Passenger traffic in the rest of Europe remains somehow more resilient, currently decreasing by 59%, a rate that appears to be fairly stable at the moment, said ACI Europe.

“Airports in Russia and Turkey are clearly outperforming other markets, due to the relative dynamism of their domestic market.”

AIRPORT RANKING REVERSAL

The pandemic has turned the top 10 European airport league upside-down.

In September, the busiest European airport was Turkey’s Antalya with just 2.25 million passengers (-53.5%), followed by Moscow-Sheremetyevo (-53.5%), Moscow-Domodedovo (-26.2%) and Istanbul (-71%).

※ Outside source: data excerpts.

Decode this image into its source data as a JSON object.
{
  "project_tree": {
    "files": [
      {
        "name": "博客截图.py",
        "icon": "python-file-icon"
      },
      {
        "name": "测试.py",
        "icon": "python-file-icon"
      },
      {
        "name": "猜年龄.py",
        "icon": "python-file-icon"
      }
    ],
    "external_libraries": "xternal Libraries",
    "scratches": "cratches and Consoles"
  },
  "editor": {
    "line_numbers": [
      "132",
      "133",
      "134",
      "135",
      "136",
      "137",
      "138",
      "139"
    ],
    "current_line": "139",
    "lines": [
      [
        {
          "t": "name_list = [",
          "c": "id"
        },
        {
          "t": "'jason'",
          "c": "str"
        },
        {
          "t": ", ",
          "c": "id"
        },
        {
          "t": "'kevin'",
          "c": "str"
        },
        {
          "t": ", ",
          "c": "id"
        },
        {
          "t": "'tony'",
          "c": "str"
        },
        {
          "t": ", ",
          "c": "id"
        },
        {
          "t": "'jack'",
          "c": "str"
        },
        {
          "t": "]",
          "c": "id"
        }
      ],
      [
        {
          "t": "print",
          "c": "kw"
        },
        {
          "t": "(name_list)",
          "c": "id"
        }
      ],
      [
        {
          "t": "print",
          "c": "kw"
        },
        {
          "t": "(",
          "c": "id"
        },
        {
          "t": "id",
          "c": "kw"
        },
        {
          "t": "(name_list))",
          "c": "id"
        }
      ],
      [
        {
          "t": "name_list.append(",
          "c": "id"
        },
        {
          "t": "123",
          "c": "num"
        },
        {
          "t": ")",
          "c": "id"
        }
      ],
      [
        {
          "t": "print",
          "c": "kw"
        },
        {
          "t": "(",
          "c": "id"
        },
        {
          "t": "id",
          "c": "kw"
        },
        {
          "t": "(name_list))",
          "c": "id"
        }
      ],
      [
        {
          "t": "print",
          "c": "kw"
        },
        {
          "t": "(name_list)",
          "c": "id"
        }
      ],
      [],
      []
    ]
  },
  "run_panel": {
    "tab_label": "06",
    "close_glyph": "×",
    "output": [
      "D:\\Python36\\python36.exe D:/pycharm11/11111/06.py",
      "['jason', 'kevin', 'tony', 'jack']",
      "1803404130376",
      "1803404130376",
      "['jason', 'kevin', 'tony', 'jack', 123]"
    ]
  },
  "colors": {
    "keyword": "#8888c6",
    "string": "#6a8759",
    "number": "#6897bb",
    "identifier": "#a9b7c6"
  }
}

London-Heathrow, which normally holds the top position only ranked 10th, behind Paris-CDG (8th) and Amsterdam-Schiphol (9th) – with these major hubs also being surpassed by Istanbul-Sabiha Gokcen (5th), Moscow-Vnukovo (6th) and Saint Petersburg (7th).

Other major hubs like Frankfurt and Munich did not even make it into the top 10.

ACI EUROPE is the European region of Airports Council International (ACI), the only worldwide professional association of airport operators, representing over 500 airports in 46 European countries.